After a month of watching China struggle to control COVID-19, known as coronavirus, there was an official announcement of small community spread taking place in California and Oregon, along with the first U.S. death due to the virus. Everyone should take comfort that we have the best medical professionals in the world, who will eventually produce an effective vaccine. It is not the mortality of the virus which is panicking risk assets, it is the concern economic activity will slow from the overblown fear of the virus infecting mass populations within the U.S., along with supply chain disruptions in China due to their mandated quarantines. Equity markets are actively attempting to price in the coronavirus impact to global growth, which is difficult to do with so many uncertainties and assumptions. This will all pass in time, however the past week should be taken as an opportunity to assess overall portfolio risk and to understand what you own. Indexes and certain sectors of the market may continue to struggle in this new environment, but there are certain sectors of the market that have the potential to flourish.

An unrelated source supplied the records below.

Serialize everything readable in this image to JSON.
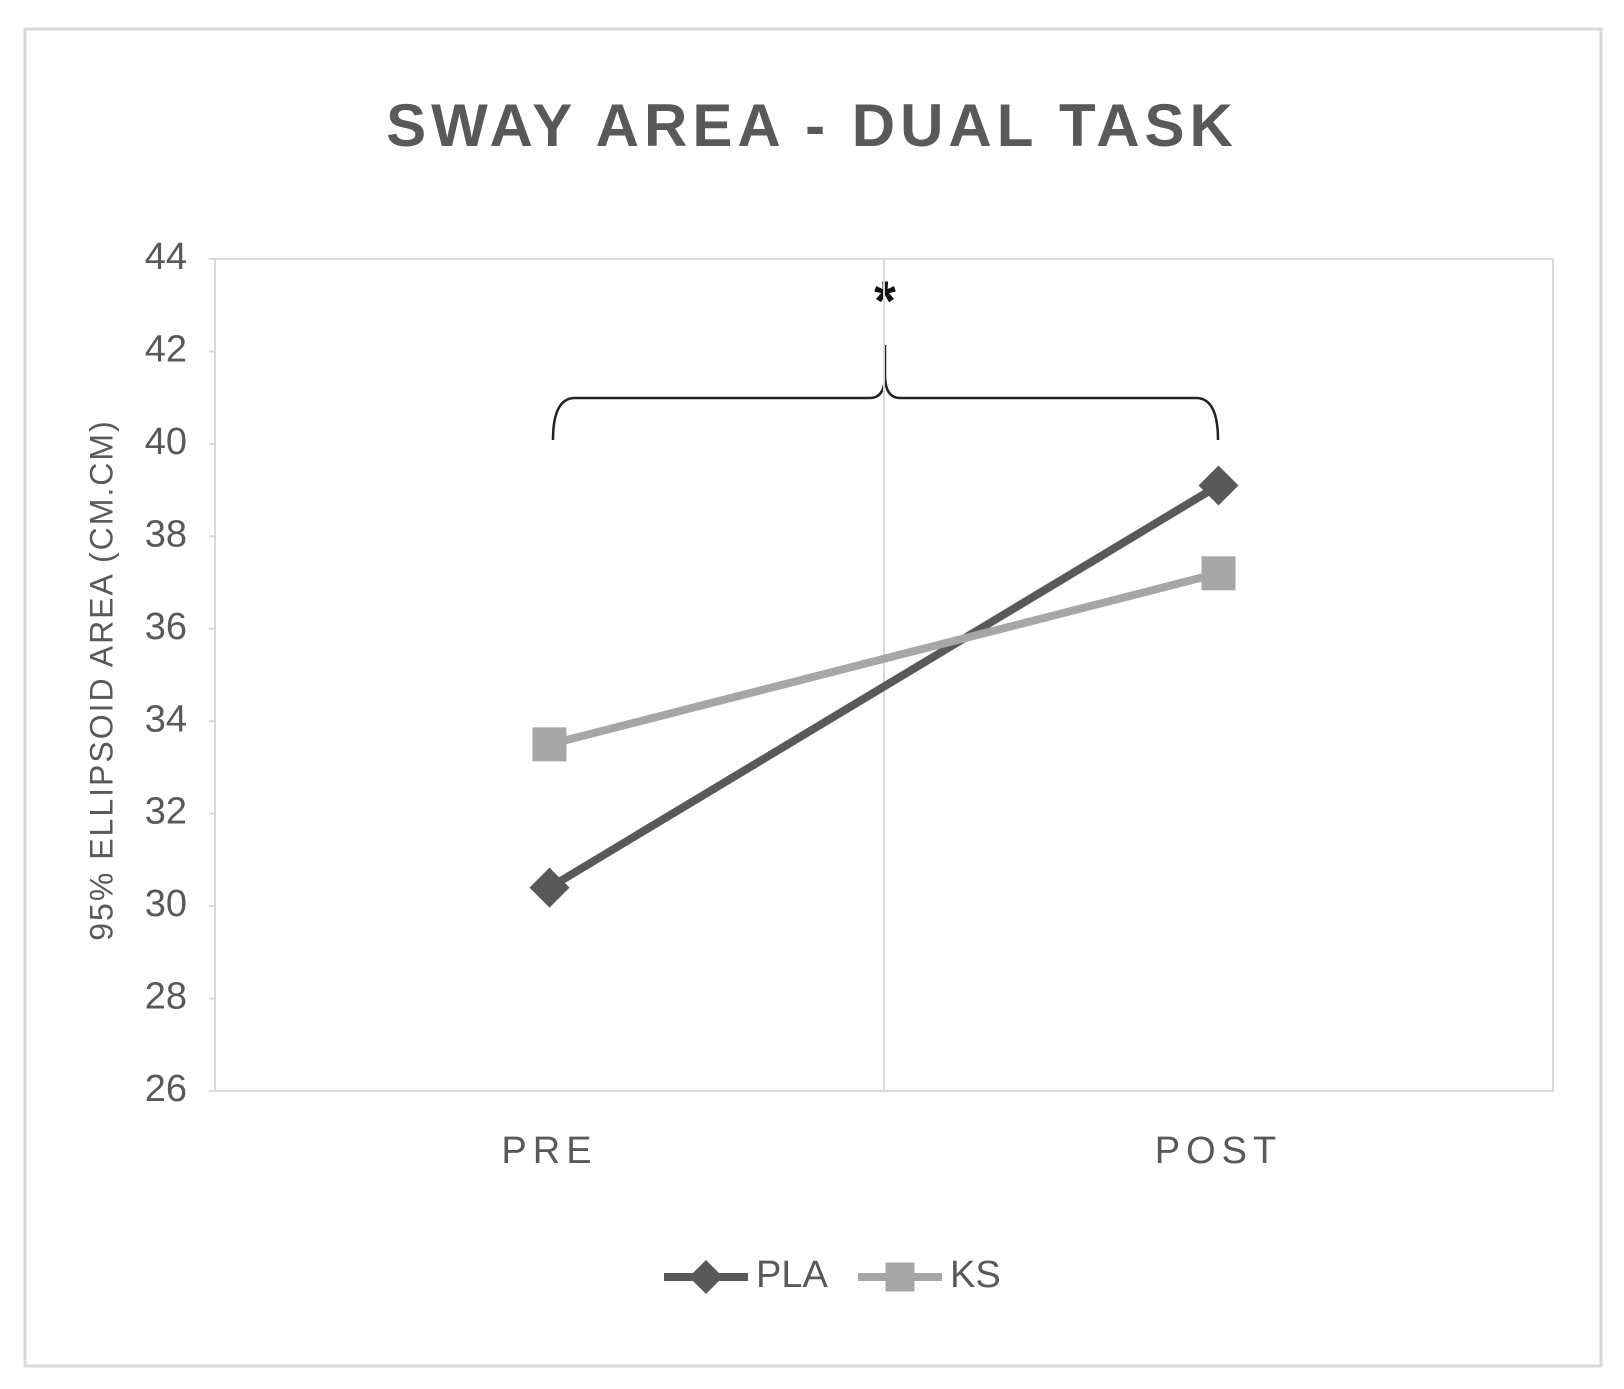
{
  "chart_data": {
    "type": "line",
    "title": "SWAY AREA - DUAL TASK",
    "y_label": "95% ELLIPSOID AREA (CM.CM)",
    "categories": [
      "PRE",
      "POST"
    ],
    "series": [
      {
        "name": "PLA",
        "color": "#595959",
        "marker": "diamond",
        "values": [
          30.4,
          39.1
        ]
      },
      {
        "name": "KS",
        "color": "#a6a6a6",
        "marker": "square",
        "values": [
          33.5,
          37.2
        ]
      }
    ],
    "ylim": [
      26,
      44
    ],
    "yticks": [
      26,
      28,
      30,
      32,
      34,
      36,
      38,
      40,
      42,
      44
    ],
    "annotation": "*",
    "legend": "bottom"
  }
}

What the average investor should understand about the coronavirus panic is that much of it is media related. Millions of people get viruses everyday and we do not test for the exact strand. How many times have you had a fever and tested negative for the flu? Was it coronavirus or any of the other millions of viruses? No one cared, and no one tested. Only now because this new virus has a name, and an overabundance of media coverage, people are starting to panic. No one should panic, this is just another virus, but with a name. coronavirus most likely will be treated like the flu, with an annual vaccine in future years. Approximately 80% of those infected with the coronavirus have displayed only mild symptoms and have fully recovered. The media coverage and human hysteria over this virus has only exasperated declines in equity markets. While in reality the virus is not all that scary, the hysteria over the virus is very scary. This hysteria spilled over into equity markets as the fear of an economic contraction shook equities trying to price in potential changes to business and consumer habits due to the coronavirus. It is important to understand that equity prices may have wide fluctuations, for a prolonged period of time, as equity markets attempt to price for future corporate earning expectations in this new environment. Therefore, it is important to know the risk in your portfolio and to be prepared for volatility in equity prices.